A respeito de coisas diferentes que, no fundo, têm parentesco, Millôr Fernandes escreveu: “O capitalismo é a exploração do homem pelo homem e o socialismo é exatamente o contrário”.

Na mesma toada, ironizou: “Não gosto da direita porque ela é de direita, e não gosto da esquerda porque ela é de direita”.
“Desconfio, por princípio, daqueles que lucram com seu ideal”, escreveu com suas teclas afiadas.
O sexo não lhe escapava: “De todas as taras sexuais, não existe nenhuma mais estranha do que a abstinência”.
Os imortais não ganharam seu perdão: “A Academia Brasileira de Letras se compõe de 39 membros e um morto rotativo”.
Millôr Fernandes trafegou por várias pontes: era humorista, dramaturgo, filósofo do humor, cartunista, tradutor, jornalista.
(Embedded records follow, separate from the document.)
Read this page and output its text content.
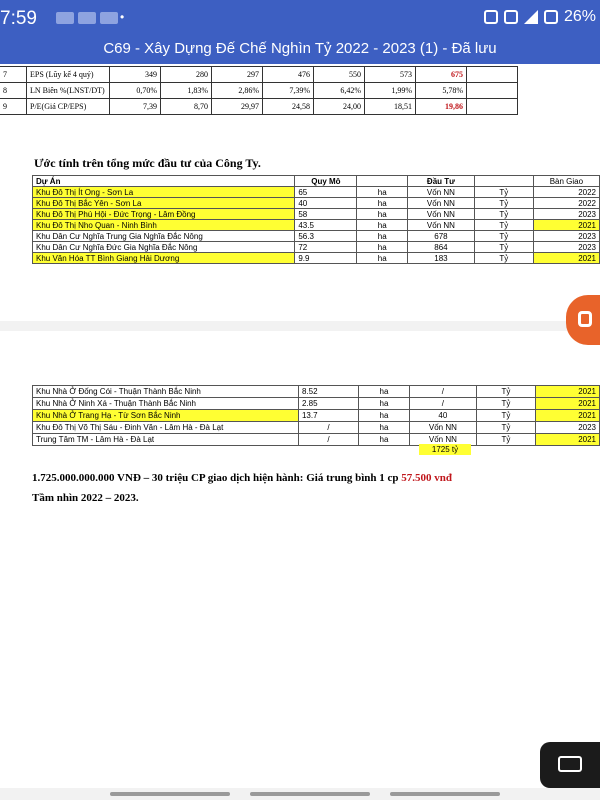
7:59	•	26%
C69 - Xây Dựng Đế Chế Nghìn Tỷ 2022 - 2023 (1) - Đã lưu
7	EPS (Lũy kế 4 quý)	349	280	297	476	550	573	675	
8	LN Biên %(LNST/DT)	0,70%	1,83%	2,86%	7,39%	6,42%	1,99%	5,78%	
9	P/E(Giá CP/EPS)	7,39	8,70	29,97	24,58	24,00	18,51	19,86	
Ước tính trên tổng mức đầu tư của Công Ty.
Dự Án	Quy Mô		Đầu Tư		Bàn Giao
Khu Đô Thị Ít Ong - Sơn La	65	ha	Vốn NN	Tỷ	2022
Khu Đô Thị Bắc Yên - Sơn La	40	ha	Vốn NN	Tỷ	2022
Khu Đô Thị Phú Hội - Đức Trọng - Lâm Đồng	58	ha	Vốn NN	Tỷ	2023
Khu Đô Thị Nho Quan - Ninh Bình	43.5	ha	Vốn NN	Tỷ	2021
Khu Dân Cư Nghĩa Trung Gia Nghĩa Đắc Nông	56.3	ha	678	Tỷ	2023
Khu Dân Cư Nghĩa Đức Gia Nghĩa Đắc Nông	72	ha	864	Tỷ	2023
Khu Văn Hóa TT Bình Giang Hải Dương	9.9	ha	183	Tỷ	2021
Khu Nhà Ở Đống Cói - Thuận Thành Bắc Ninh	8.52	ha	/	Tỷ	2021
Khu Nhà Ở Ninh Xá - Thuận Thành Bắc Ninh	2.85	ha	/	Tỷ	2021
Khu Nhà Ở Trang Hạ - Từ Sơn Bắc Ninh	13.7	ha	40	Tỷ	2021
Khu Đô Thị Võ Thị Sáu - Đinh Văn - Lâm Hà - Đà Lạt	/	ha	Vốn NN	Tỷ	2023
Trung Tâm TM - Lâm Hà - Đà Lạt	/	ha	Vốn NN	Tỷ	2021
1725 tỷ
1.725.000.000.000 VNĐ – 30 triệu CP giao dịch hiện hành: Giá trung bình 1 cp 57.500 vnđ
Tầm nhìn 2022 – 2023.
No jornalismo, numa trajetória única — se pautava, não era pautado pelos editores —, brilhou nas revistas “O Cruzeiro” e “Veja” (foi censurado pela ditadura, que fez o diabo para expurgá-lo da redação) e no “O Pasquim” e no “Jornal do Brasil”.
No “Pasquim”, ao lado de Jaguar, Sérgio Cabral, Tarso de Castro (com quem brigou feio), Paulo Francis, Ziraldo, entre outros, Millôr Fernandes pôs sua pena a serviço da liberdade criativa.
Vale uma reportagem, se ainda não tiver sido feita, a respeito do crítico literário. Ao lado de José J. Veiga, Millôr Fernandes é um dos responsáveis pelo estabelecimento de José Saramago como grande escritor no Brasil.
Millôr Fernandes talvez tenha sido o primeiro crítico a notar a força literária do romance “Um Defeito de Cor”, de Ana Maria Gonçalves.
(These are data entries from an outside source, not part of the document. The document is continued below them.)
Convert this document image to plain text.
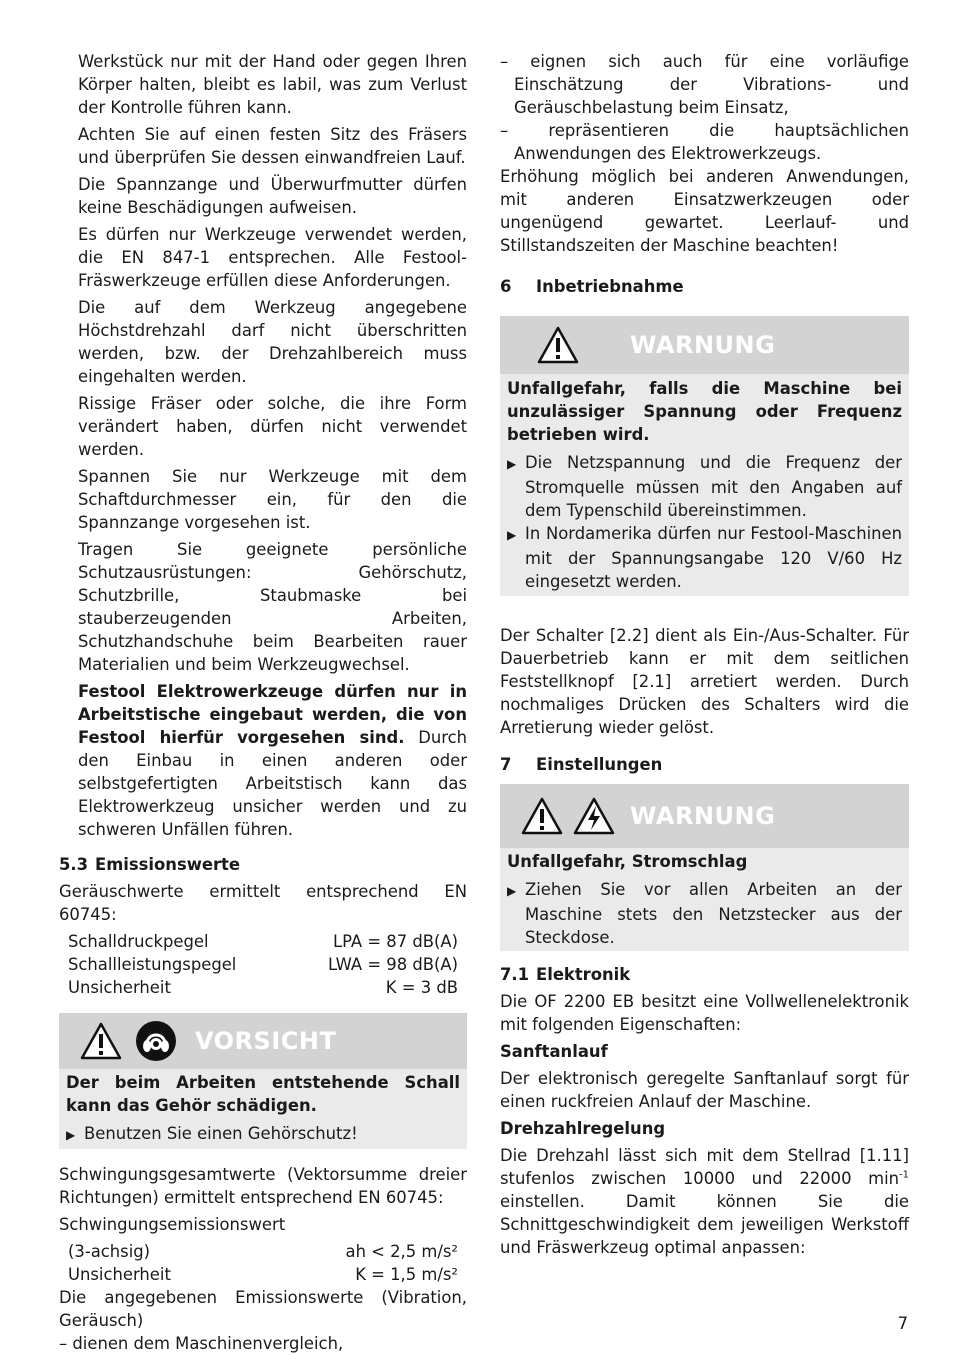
Werkstück nur mit der Hand oder gegen Ihren Körper halten, bleibt es labil, was zum Verlust der Kontrolle führen kann.

Achten Sie auf einen festen Sitz des Fräsers und überprüfen Sie dessen einwandfreien Lauf.

Die Spannzange und Überwurfmutter dürfen keine Beschädigungen aufweisen.

Es dürfen nur Werkzeuge verwendet werden, die EN 847-1 entsprechen. Alle Festool-Fräswerkzeuge erfüllen diese Anforderungen.

Die auf dem Werkzeug angegebene Höchstdrehzahl darf nicht überschritten werden, bzw. der Drehzahlbereich muss eingehalten werden.

Rissige Fräser oder solche, die ihre Form verändert haben, dürfen nicht verwendet werden.

Spannen Sie nur Werkzeuge mit dem Schaftdurchmesser ein, für den die Spannzange vorgesehen ist.

Tragen Sie geeignete persönliche Schutzausrüstungen: Gehörschutz, Schutzbrille, Staubmaske bei stauberzeugenden Arbeiten, Schutzhandschuhe beim Bearbeiten rauer Materialien und beim Werkzeugwechsel.

Festool Elektrowerkzeuge dürfen nur in Arbeitstische eingebaut werden, die von Festool hierfür vorgesehen sind. Durch den Einbau in einen anderen oder selbstgefertigten Arbeitstisch kann das Elektrowerkzeug unsicher werden und zu schweren Unfällen führen.

5.3 Emissionswerte

Geräuschwerte ermittelt entsprechend EN 60745:

Schalldruckpegel	LPA = 87 dB(A)
Schallleistungspegel	LWA = 98 dB(A)
Unsicherheit	K = 3 dB
VORSICHT

Der beim Arbeiten entstehende Schall kann das Gehör schädigen.

▶ Benutzen Sie einen Gehörschutz!

Schwingungsgesamtwerte (Vektorsumme dreier Richtungen) ermittelt entsprechend EN 60745:

Schwingungsemissionswert

(3-achsig)	ah < 2,5 m/s²
Unsicherheit	K = 1,5 m/s²

Die angegebenen Emissionswerte (Vibration, Geräusch)

– dienen dem Maschinenvergleich,

– eignen sich auch für eine vorläufige Einschätzung der Vibrations- und Geräuschbelastung beim Einsatz,

– repräsentieren die hauptsächlichen Anwendungen des Elektrowerkzeugs.

Erhöhung möglich bei anderen Anwendungen, mit anderen Einsatzwerkzeugen oder ungenügend gewartet. Leerlauf- und Stillstandszeiten der Maschine beachten!

6 Inbetriebnahme
WARNUNG

Unfallgefahr, falls die Maschine bei unzulässiger Spannung oder Frequenz betrieben wird.

▶ Die Netzspannung und die Frequenz der Stromquelle müssen mit den Angaben auf dem Typenschild übereinstimmen.

▶ In Nordamerika dürfen nur Festool-Maschinen mit der Spannungsangabe 120 V/60 Hz eingesetzt werden.

Der Schalter [2.2] dient als Ein-/Aus-Schalter. Für Dauerbetrieb kann er mit dem seitlichen Feststellknopf [2.1] arretiert werden. Durch nochmaliges Drücken des Schalters wird die Arretierung wieder gelöst.

7 Einstellungen
WARNUNG

Unfallgefahr, Stromschlag

▶ Ziehen Sie vor allen Arbeiten an der Maschine stets den Netzstecker aus der Steckdose.

7.1 Elektronik

Die OF 2200 EB besitzt eine Vollwellenelektronik mit folgenden Eigenschaften:

Sanftanlauf

Der elektronisch geregelte Sanftanlauf sorgt für einen ruckfreien Anlauf der Maschine.

Drehzahlregelung

Die Drehzahl lässt sich mit dem Stellrad [1.11] stufenlos zwischen 10000 und 22000 $\min^{-1}$ einstellen. Damit können Sie die Schnittgeschwindigkeit dem jeweiligen Werkstoff und Fräswerkzeug optimal anpassen:

7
Um crítico atento talvez possa mostrar, se ainda mostraram, as qualidades de Millôr Fernandes como escritor.
O jornalista e pesquisador Paulo Roberto Pires vai publicar uma biografia de Millôr Fernandes, que, tendo nascido em 1923, morreu em 2012, aos 88 anos. Não sei a quantas anda a pesquisa, mas Pires escreveu uma excelente biografia do grande editor Jorge Zahar. Então, tem credenciais positivas para escrever a do filósofo do humor.
Millôr e a cultura do carioquismo

Em dezembro, chega às livrarias — já pode ser pedido — o livro “De Milton a Millôr — A Trajetória de um Jornalista Ipanemense, Pasquiniano e Sem Censura” (Appris, 318 páginas), de Andréa Cristina de Barros Queiroz, doutora e pós-doutora pela Universidade Federal do Rio de Janeiro (UFRJ).
Como será que uma acadêmica lidou com um autor tão antiacadêmico quanto Millôr Fernandes? Não sei, pois, como o livro será lançado no dia 3 de dezembro, ainda não o li (mas já comprei meu exemplar). Oxalá o espírito do filósofo do humor tenha se apossado da diretora da Divisão de Memória Institucional da UFRJ.
A sinopse da editora assinala: “Este livro se debruça na análise da trajetória de Millôr Fernandes como homem de imprensa e do Rio de Janeiro, percorrendo a infância do menino Milton no subúrbio do Méier e a sua reinvenção como Millôr até se estabelecer como um ipanemense”.
De acordo o release, pode-se “dizer que a exploração, a recriação e a invenção das formas, dos usos e dos sentidos das palavras, muitas vezes para Millôr, tornaram-se uma maneira de contestar os conceitos estabelecidos e de enfrentar os mecanismos de censura impostos ao seu trabalho como profissional de imprensa”.
“Suas crônicas, especialmente no jornal alternativo ‘O Pasquim’, construíram uma representação da cidade do Rio de Janeiro, da Zona Sul carioca, mais especificamente de Ipanema, como metáfora do Brasil, marcada pela ‘cultura do carioquismo’”, sublinha a editora.